Klik hier voor kaartje van Dan-y-Graig


Mr. Wassen was a cook who worked mainly in the Officer's Mess, which he has indicated was located in the area now occupied by the houses of Chestnut Drive. The camp gates were, he says, roughly where the concrete roadway of Dan-y-Graig Avenue, which was built before the war, now joins with the tarmacadamed surface of the post-war housing development. Tents occupied the area up to the Porthcawl - Penybont boundary and the Marechaussee and Politie Troepen were accommodated towards the bottom of the slope, roughly in the area of Lime Tree Way. "I specially remember the first weeks of the camp", Mr. Wassen says, "We were not able to  leave but after that period we went many times  to the Coney Beach and the pubs, where we  started to learn English. The girls were wonderful teachers!"

The Dutch soldiers were very popular with the young ladies of the town - and also, it is said, with the jewellers, who were reputed to have rapidly exhausted their stocks as these were bought up as presents by the soldiers.

A Dutch lieutenant who escaped from Brest in a  Dutch ferry boat was Mr. Jack de Waal of  Bussum, Holland. He landed in Plymouth and arrived in Porthcawl on 9 June 1940. Newton Church, the Seabank Hotel and the ice cream  parlour owned by Mr. R.E. Jones are vividly remembered.

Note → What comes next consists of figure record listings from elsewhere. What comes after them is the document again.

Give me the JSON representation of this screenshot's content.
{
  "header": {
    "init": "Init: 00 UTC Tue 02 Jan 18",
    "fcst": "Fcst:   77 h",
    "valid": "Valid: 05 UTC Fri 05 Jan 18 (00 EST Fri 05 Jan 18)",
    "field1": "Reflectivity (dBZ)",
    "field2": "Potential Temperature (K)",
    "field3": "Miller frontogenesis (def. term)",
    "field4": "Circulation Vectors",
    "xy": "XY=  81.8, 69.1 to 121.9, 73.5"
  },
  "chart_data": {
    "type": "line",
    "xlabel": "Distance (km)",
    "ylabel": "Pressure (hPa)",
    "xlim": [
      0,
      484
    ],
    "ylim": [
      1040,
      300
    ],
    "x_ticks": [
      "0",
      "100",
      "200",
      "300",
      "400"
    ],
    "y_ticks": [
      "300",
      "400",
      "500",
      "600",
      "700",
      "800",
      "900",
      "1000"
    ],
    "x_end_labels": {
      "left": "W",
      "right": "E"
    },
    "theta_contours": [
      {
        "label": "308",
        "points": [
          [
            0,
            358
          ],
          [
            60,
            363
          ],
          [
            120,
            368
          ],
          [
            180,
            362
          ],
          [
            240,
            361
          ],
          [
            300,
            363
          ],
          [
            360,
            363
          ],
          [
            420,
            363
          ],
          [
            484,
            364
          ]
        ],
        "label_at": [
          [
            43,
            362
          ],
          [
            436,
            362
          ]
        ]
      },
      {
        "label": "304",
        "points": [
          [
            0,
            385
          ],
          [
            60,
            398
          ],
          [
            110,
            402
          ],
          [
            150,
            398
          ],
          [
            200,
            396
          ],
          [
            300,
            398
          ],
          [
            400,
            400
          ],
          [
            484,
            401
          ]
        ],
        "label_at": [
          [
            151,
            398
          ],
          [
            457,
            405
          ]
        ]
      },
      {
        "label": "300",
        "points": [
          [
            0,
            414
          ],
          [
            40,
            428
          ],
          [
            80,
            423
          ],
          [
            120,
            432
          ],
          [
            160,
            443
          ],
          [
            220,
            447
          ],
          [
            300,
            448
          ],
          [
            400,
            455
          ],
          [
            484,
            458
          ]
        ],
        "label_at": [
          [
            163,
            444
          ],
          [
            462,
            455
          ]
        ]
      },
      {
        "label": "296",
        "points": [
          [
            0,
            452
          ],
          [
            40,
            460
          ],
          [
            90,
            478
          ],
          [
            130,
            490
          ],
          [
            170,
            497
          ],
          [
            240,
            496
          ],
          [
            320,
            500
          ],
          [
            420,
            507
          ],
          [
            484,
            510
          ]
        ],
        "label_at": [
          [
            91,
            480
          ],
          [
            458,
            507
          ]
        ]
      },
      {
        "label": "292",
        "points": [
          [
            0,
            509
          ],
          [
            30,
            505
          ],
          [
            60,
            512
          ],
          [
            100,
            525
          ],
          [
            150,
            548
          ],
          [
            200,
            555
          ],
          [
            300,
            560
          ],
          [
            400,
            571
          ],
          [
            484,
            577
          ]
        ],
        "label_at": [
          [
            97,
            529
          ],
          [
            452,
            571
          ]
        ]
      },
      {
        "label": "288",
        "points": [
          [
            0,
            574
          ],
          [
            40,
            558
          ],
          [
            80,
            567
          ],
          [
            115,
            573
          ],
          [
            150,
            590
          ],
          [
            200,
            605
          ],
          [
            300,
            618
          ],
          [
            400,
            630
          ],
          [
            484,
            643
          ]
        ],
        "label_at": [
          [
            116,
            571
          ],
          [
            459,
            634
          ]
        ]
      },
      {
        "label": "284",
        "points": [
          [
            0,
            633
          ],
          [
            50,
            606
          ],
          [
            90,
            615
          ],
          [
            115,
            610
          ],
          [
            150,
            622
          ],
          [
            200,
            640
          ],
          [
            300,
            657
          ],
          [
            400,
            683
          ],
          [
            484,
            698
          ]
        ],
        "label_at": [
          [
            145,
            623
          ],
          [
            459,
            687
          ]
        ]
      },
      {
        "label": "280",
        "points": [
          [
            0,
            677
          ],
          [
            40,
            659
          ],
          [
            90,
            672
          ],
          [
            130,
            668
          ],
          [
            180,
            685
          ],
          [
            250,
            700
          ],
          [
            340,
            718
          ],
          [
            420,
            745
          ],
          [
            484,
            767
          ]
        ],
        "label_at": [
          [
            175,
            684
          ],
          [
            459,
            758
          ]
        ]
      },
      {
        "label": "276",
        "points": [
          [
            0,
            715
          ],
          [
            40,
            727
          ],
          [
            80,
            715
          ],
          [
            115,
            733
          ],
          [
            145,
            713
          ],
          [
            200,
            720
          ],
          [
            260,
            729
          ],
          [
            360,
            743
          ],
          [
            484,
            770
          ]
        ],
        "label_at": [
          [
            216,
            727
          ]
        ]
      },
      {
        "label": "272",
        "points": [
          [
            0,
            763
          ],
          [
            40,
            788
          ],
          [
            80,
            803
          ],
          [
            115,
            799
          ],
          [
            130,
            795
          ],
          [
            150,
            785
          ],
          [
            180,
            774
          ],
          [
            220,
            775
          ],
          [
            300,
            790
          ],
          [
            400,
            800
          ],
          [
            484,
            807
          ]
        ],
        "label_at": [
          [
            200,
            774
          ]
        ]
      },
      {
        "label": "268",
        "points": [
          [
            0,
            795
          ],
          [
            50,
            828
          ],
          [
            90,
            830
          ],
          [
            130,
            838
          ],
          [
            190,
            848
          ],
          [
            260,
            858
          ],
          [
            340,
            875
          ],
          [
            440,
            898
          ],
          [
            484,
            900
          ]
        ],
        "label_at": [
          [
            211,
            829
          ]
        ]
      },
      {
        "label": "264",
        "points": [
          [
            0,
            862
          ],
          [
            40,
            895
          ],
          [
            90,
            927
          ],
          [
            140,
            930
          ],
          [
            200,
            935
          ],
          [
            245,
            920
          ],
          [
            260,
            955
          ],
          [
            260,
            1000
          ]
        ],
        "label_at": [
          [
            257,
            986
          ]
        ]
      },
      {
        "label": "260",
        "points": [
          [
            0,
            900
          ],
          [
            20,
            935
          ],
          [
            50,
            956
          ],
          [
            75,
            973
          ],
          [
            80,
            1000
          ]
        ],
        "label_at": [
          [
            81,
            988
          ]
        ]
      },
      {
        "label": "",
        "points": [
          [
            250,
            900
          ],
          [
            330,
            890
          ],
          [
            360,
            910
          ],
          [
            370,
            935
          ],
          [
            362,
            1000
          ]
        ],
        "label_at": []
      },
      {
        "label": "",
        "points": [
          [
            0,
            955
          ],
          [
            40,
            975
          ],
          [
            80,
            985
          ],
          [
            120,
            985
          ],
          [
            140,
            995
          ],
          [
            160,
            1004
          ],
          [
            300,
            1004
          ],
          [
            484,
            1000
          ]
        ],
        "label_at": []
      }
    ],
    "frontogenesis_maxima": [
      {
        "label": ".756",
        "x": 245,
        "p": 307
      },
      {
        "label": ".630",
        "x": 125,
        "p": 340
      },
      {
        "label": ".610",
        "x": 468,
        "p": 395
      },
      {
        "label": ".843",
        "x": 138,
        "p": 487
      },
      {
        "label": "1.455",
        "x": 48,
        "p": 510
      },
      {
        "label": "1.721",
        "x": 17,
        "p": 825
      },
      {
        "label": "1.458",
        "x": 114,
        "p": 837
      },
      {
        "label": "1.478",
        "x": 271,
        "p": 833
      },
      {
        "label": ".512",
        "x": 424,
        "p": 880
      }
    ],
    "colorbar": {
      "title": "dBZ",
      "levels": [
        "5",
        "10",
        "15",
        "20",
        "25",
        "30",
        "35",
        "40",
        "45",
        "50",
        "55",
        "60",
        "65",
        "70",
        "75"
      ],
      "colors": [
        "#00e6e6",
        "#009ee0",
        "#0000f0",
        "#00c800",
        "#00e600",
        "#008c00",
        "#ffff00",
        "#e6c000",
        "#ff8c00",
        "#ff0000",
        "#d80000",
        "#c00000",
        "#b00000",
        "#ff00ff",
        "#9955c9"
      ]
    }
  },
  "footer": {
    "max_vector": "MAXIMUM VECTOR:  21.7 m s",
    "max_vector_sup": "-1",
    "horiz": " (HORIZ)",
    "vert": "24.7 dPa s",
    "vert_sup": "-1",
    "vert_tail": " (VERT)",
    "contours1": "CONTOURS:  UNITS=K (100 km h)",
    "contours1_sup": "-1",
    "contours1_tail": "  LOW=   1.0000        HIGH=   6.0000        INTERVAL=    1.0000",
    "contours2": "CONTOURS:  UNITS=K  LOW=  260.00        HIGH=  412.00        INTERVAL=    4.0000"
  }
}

R.E. Jones Ltd owned the Marine Hotel and the Esplanade Hotel, including the adjoining ice cream parlour (now a café) and a photograph of the  Dutch  Army  parading  outside  their Headquarters in the Esplanade Hotel on the occasion of Queen Wilhelmina's Birthday, 31 August 1940 clearly shows "R.E. Jones Ltd" sign written on the side of the Marine Hotel.

Mr. de Waal recalled that Mr. Jones's daughter named a Dutch officer but says that she died some three years ago. Mr. de Waal later named  an English girl from Harrow, Middlesex, but during his stay in Porthcawl he made friends with several young ladies and still retains amongst his souvenirs an address scribbled on a piece of paper by a Peggy Lewis of South Place. Attempts to trace her have not been successful.

Lieutenant de Waal was sent with a platoon to guard the docks at Port Talbot and was there when Swansea was badly bombed. "I well remember the oil tanks burning and the sky dark with oily smoke and soot."

The first Dutch soldier in Porthcawl to be equipped with British battledress was Lt Col (retired) Hertel, of Eibergen. He was a Sergeant in the regular Dutch army when war broke out. His Dutch Army uniform had been badly damaged during the early part of the war and re-equipping him became an urgent necessity. Sergeant Hertel only spent three months in Porthcawl, before being transferred to London and becoming driver to Prince Bernhard of the Netherlands.

The Dutch did not stay very long in Porthcawl. In September, 1940, the 2nd Battalion of the Dutch Legion, as it was then called, moved to Ruperra Castle, near Machen, which had been built in 1622 and rebuilt after a fire in 1789. King Charles I used as a refuge after the battle of Naseby in  1645. They were then moved to Conway, but  shortly after they left the castle, it was badly damaged by fire, although the Dutch were not blamed! They later moved to a newly built camp at Wrottesley Park, just outside Wolverhampton and it was there, on 27 August 1941, that they became known as the Prinses Irene Brigade.

The Brigade trained with British units and on 6 August 1944 it embarked tor Normandy and joined the British 6th Airbome Division east of the Orne, taking up a frontline position on 12 August and taking part in the advance towards the Seine.

The Brigade was heavily invaded in the fighting through Belgium and Holland and on May 8, 1945, it entered The Hague as the first allied unit. The Brigade was disbanded at the end Of 1945 but on April 15 1946 the Prinses Irene Regiment was established. It later became the Prinses Irene Guards Regiment and still maintains the traditions of the original Brigade that began in Porthcawl.